Пока Назиен что-то тихо говорил Клиа, Серегил внимательно следил за его племянником, ожидая, что тот чем-нибудь себя выдаст. Однако лицо Эмиэля оставалось бесстрастным; хаманец, похоже, просто скучал Когда все положенные по обычаю слова были сказаны, Клиа наклонилась вперед и пристально взглянула в лицо старику.

— Скажи мне, кирнари, скоро ли лиасидра даст ответ на мои просьбы? Мне так хочется вернуться на родину и по-настоящему поклониться могиле моей матери.

— Переговоры пора заканчивать, — согласился Назиен. — Ты проявила завидное терпение, хотя не уверен, что решение лиасидра тебя порадует.

— Значит, ты думаешь, что мне ничего не удастся добиться? Назиен развел руками.

— Я не могу решать за других.
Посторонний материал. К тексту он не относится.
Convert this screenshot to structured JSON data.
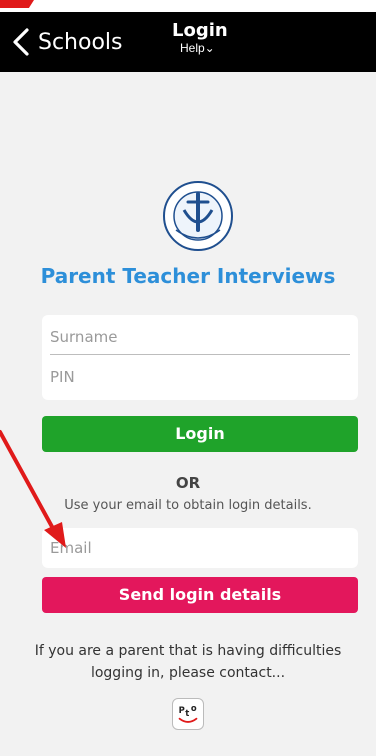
{
  "nav": {
    "back_label": "Schools",
    "title": "Login",
    "help_label": "Help⌄"
  },
  "app": {
    "title": "Parent Teacher Interviews"
  },
  "login_form": {
    "surname_placeholder": "Surname",
    "pin_placeholder": "PIN",
    "login_button": "Login"
  },
  "alt_login": {
    "or_label": "OR",
    "hint": "Use your email to obtain login details.",
    "email_placeholder": "Email",
    "send_button": "Send login details"
  },
  "footer": {
    "help_text": "If you are a parent that is having difficulties logging in, please contact..."
  },
  "icons": {
    "back": "chevron-left-icon",
    "school_logo": "school-crest-icon",
    "pto_logo": "pto-logo-icon",
    "annotation": "red-arrow-icon"
  },
  "colors": {
    "nav_bg": "#000000",
    "title_blue": "#2d8fd9",
    "login_green": "#1fa32a",
    "send_pink": "#e3175c",
    "annotation_red": "#e01a1a"
  }
}
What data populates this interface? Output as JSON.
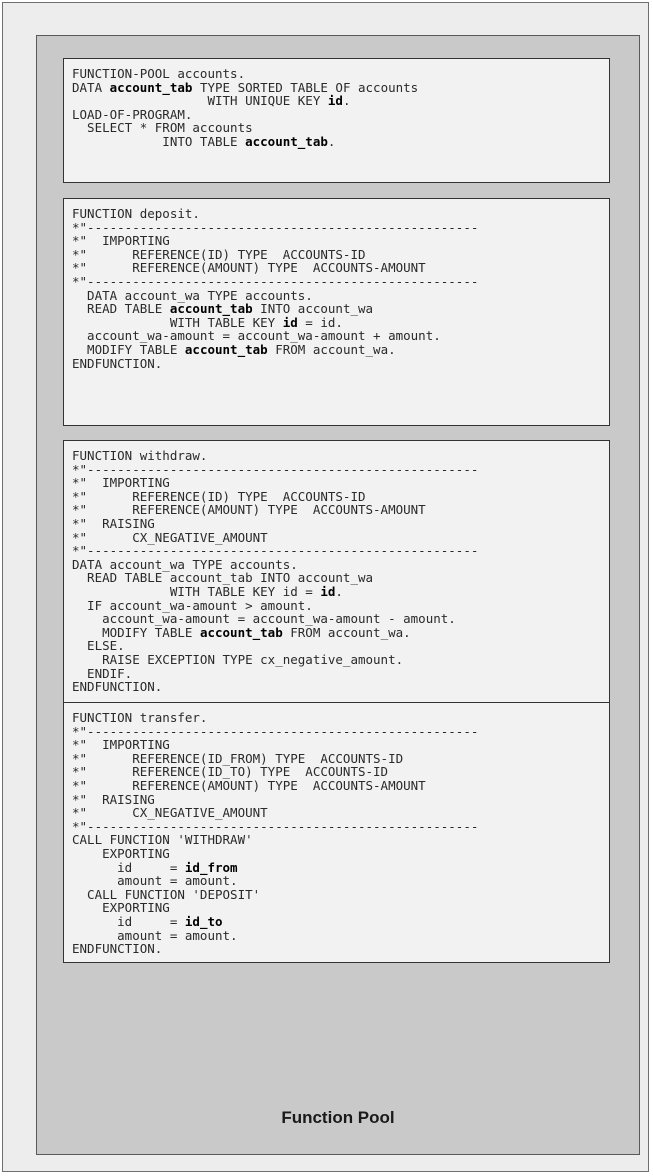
{
  "pool_label": "Function Pool",
  "blocks": [
    {
      "name": "function-pool-header",
      "lines": [
        [
          {
            "t": "FUNCTION-POOL accounts."
          }
        ],
        [
          {
            "t": "DATA "
          },
          {
            "t": "account_tab",
            "b": true
          },
          {
            "t": " TYPE SORTED TABLE OF accounts"
          }
        ],
        [
          {
            "t": "                  WITH UNIQUE KEY "
          },
          {
            "t": "id",
            "b": true
          },
          {
            "t": "."
          }
        ],
        [
          {
            "t": "LOAD-OF-PROGRAM."
          }
        ],
        [
          {
            "t": "  SELECT * FROM accounts"
          }
        ],
        [
          {
            "t": "            INTO TABLE "
          },
          {
            "t": "account_tab",
            "b": true
          },
          {
            "t": "."
          }
        ]
      ]
    },
    {
      "name": "function-deposit",
      "lines": [
        [
          {
            "t": "FUNCTION deposit."
          }
        ],
        [
          {
            "t": "*\"----------------------------------------------------"
          }
        ],
        [
          {
            "t": "*\"  IMPORTING"
          }
        ],
        [
          {
            "t": "*\"      REFERENCE(ID) TYPE  ACCOUNTS-ID"
          }
        ],
        [
          {
            "t": "*\"      REFERENCE(AMOUNT) TYPE  ACCOUNTS-AMOUNT"
          }
        ],
        [
          {
            "t": "*\"----------------------------------------------------"
          }
        ],
        [
          {
            "t": "  DATA account_wa TYPE accounts."
          }
        ],
        [
          {
            "t": "  READ TABLE "
          },
          {
            "t": "account_tab",
            "b": true
          },
          {
            "t": " INTO account_wa"
          }
        ],
        [
          {
            "t": "             WITH TABLE KEY "
          },
          {
            "t": "id",
            "b": true
          },
          {
            "t": " = id."
          }
        ],
        [
          {
            "t": "  account_wa-amount = account_wa-amount + amount."
          }
        ],
        [
          {
            "t": "  MODIFY TABLE "
          },
          {
            "t": "account_tab",
            "b": true
          },
          {
            "t": " FROM account_wa."
          }
        ],
        [
          {
            "t": "ENDFUNCTION."
          }
        ]
      ]
    },
    {
      "name": "function-withdraw",
      "lines": [
        [
          {
            "t": "FUNCTION withdraw."
          }
        ],
        [
          {
            "t": "*\"----------------------------------------------------"
          }
        ],
        [
          {
            "t": "*\"  IMPORTING"
          }
        ],
        [
          {
            "t": "*\"      REFERENCE(ID) TYPE  ACCOUNTS-ID"
          }
        ],
        [
          {
            "t": "*\"      REFERENCE(AMOUNT) TYPE  ACCOUNTS-AMOUNT"
          }
        ],
        [
          {
            "t": "*\"  RAISING"
          }
        ],
        [
          {
            "t": "*\"      CX_NEGATIVE_AMOUNT"
          }
        ],
        [
          {
            "t": "*\"----------------------------------------------------"
          }
        ],
        [
          {
            "t": "DATA account_wa TYPE accounts."
          }
        ],
        [
          {
            "t": "  READ TABLE account_tab INTO account_wa"
          }
        ],
        [
          {
            "t": "             WITH TABLE KEY id = "
          },
          {
            "t": "id",
            "b": true
          },
          {
            "t": "."
          }
        ],
        [
          {
            "t": "  IF account_wa-amount > amount."
          }
        ],
        [
          {
            "t": "    account_wa-amount = account_wa-amount - amount."
          }
        ],
        [
          {
            "t": "    MODIFY TABLE "
          },
          {
            "t": "account_tab",
            "b": true
          },
          {
            "t": " FROM account_wa."
          }
        ],
        [
          {
            "t": "  ELSE."
          }
        ],
        [
          {
            "t": "    RAISE EXCEPTION TYPE cx_negative_amount."
          }
        ],
        [
          {
            "t": "  ENDIF."
          }
        ],
        [
          {
            "t": "ENDFUNCTION."
          }
        ]
      ]
    },
    {
      "name": "function-transfer",
      "lines": [
        [
          {
            "t": "FUNCTION transfer."
          }
        ],
        [
          {
            "t": "*\"----------------------------------------------------"
          }
        ],
        [
          {
            "t": "*\"  IMPORTING"
          }
        ],
        [
          {
            "t": "*\"      REFERENCE(ID_FROM) TYPE  ACCOUNTS-ID"
          }
        ],
        [
          {
            "t": "*\"      REFERENCE(ID_TO) TYPE  ACCOUNTS-ID"
          }
        ],
        [
          {
            "t": "*\"      REFERENCE(AMOUNT) TYPE  ACCOUNTS-AMOUNT"
          }
        ],
        [
          {
            "t": "*\"  RAISING"
          }
        ],
        [
          {
            "t": "*\"      CX_NEGATIVE_AMOUNT"
          }
        ],
        [
          {
            "t": "*\"----------------------------------------------------"
          }
        ],
        [
          {
            "t": "CALL FUNCTION 'WITHDRAW'"
          }
        ],
        [
          {
            "t": "    EXPORTING"
          }
        ],
        [
          {
            "t": "      id     = "
          },
          {
            "t": "id_from",
            "b": true
          }
        ],
        [
          {
            "t": "      amount = amount."
          }
        ],
        [
          {
            "t": "  CALL FUNCTION 'DEPOSIT'"
          }
        ],
        [
          {
            "t": "    EXPORTING"
          }
        ],
        [
          {
            "t": "      id     = "
          },
          {
            "t": "id_to",
            "b": true
          }
        ],
        [
          {
            "t": "      amount = amount."
          }
        ],
        [
          {
            "t": "ENDFUNCTION."
          }
        ]
      ]
    }
  ]
}
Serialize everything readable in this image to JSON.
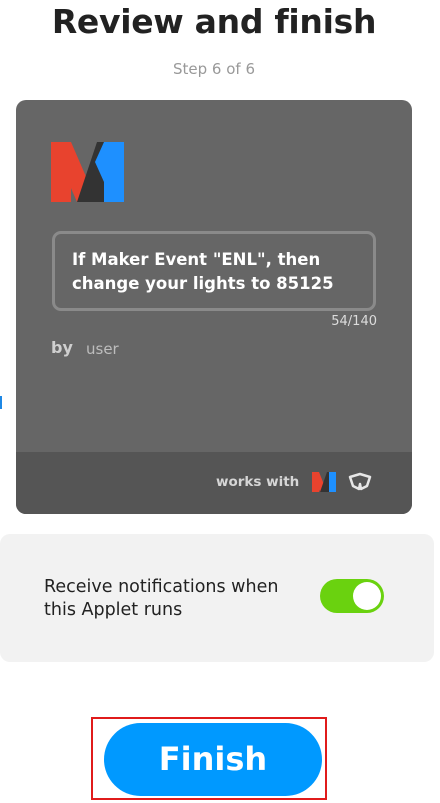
{
  "header": {
    "title": "Review and finish",
    "step": "Step 6 of 6"
  },
  "applet_card": {
    "service_logo_icon": "maker-webhooks-logo",
    "applet_title": "If Maker Event \"ENL\", then change your lights to 85125",
    "char_counter": "54/140",
    "by_label": "by",
    "author": "user",
    "works_with_label": "works with",
    "works_with_icons": [
      "maker-webhooks-logo",
      "yeelight-logo"
    ],
    "colors": {
      "card_bg": "#666666",
      "footer_bg": "#555555",
      "logo_red": "#e8432e",
      "logo_blue": "#1e90ff",
      "logo_dark": "#333333"
    }
  },
  "notifications": {
    "label": "Receive notifications when this Applet runs",
    "enabled": true,
    "toggle_color": "#6ad20f"
  },
  "actions": {
    "finish_label": "Finish",
    "finish_color": "#0099ff",
    "highlight_color": "#e01b1b"
  }
}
Однако что касается меня, то какие бы чувства я ни питал к твоему родичу, изгнаннику, знай: я никогда не поддерживал те жесткие меры, которые были введены Эдиктом об отделении.

Стоявший позади кирнари Эмиэль ничего не сказал, но Серегилу показалось, что молодой хаманец напрягся.

— Я стар и, возможно, слишком часто вспоминаю прошлое, — продолжал Назиен. — Иногда мне даже кажется, что в тебе, госпожа, я узнаю своего старого друга Коррута — такого, каким я видел его в последний раз. Ты многим мне его напоминаешь — терпеливостью, самообладанием, быстрым разумом Думаю, что и его упрямство ты тоже унаследовала.

— Как странно, — сказала Клиа тихо. — Для меня Коррут-иГламиен — человек из легенды. Его тело, прежде чем его поглотил огонь, было для меня сохранившейся реликвией древности. А для тебя он навсегда останется другом юности, ничуть не изменившимся, как Серегил — для меня. Каково это быть ауренфэйе или волшебником и жить так долго, чтобы хранить подобные воспоминания? Моя жизнь по сравнению с твоей так быстротечна, однако мне она такой совсем не кажется.

— Это потому, что ты нашла ей хорошее применение, — ответил Назиен — Боюсь, что твое пребывание в Сарикали близится к концу. Окажи мне честь — прими участие в охоте вместе с нами, прежде чем отправишься в путь.

— Твое приглашение — честь для меня, — горячо откликнулась Клиа. — Завтра — большое празднество в тупе Вирессы. Может быть, поохотимся на следующее утро?

— Как пожелаешь, Клиа-а-Идрилейн.

— Пожалуй, тебе следует предупредить принцессу о хаманских охотничьих обычаях, — любезно сказал Эмиэль. — По традиции мы обедаем только тем, что удалось добыть, так что, может быть, тебе и твоим людям придется, как и нам, удовлетвориться хлебом и турабом.

— Тогда тебя порадует то, кого я выбираю себе в спутники, — рассмеялась Клиа. — Алек-и-Амаса настреляет нам достаточно дичи для настоящего пира.

Серегил толкнул Алека локтем, глядя на пораженные лица хаманцев.

— Похоже, ты по крайней мере в числе приглашенных.

Глава 28. Воры на пиру

То ли по причине молчаливого согласия Клиа на то, чтобы они снова начали шпионить, то ли просто в результате долгого вынужденного воздержания Серегил удивил Алека проявлением бурной страсти, как только они остались одни.

— Что это такое? — со смехом воскликнул Алек, когда его не слишком нежно потащили к постели. Частые приступы мрачности и последствия загадочного «падения» Серегила привели к тому, что друг не прикасался к нему уже много дней, если не недель.

— Если тебе приходится спрашивать, значит, и впрямь прошло слишком много времени, — прорычал Серегил, стаскивая с Алека кафтан и возясь с его поясом. Он был нетерпелив и ненасытен, и Алек отвечал ему тем же. Никто из них долго не замечал, что дверь, ведущая на балкон, широко распахнута.

— Должно быть, все в доме от кухни до чердака то краснеют, то ругают нас на чем свет стоит, — со смехом сказал Серегил, когда наконец без сил растянулся на полу рядом с кроватью.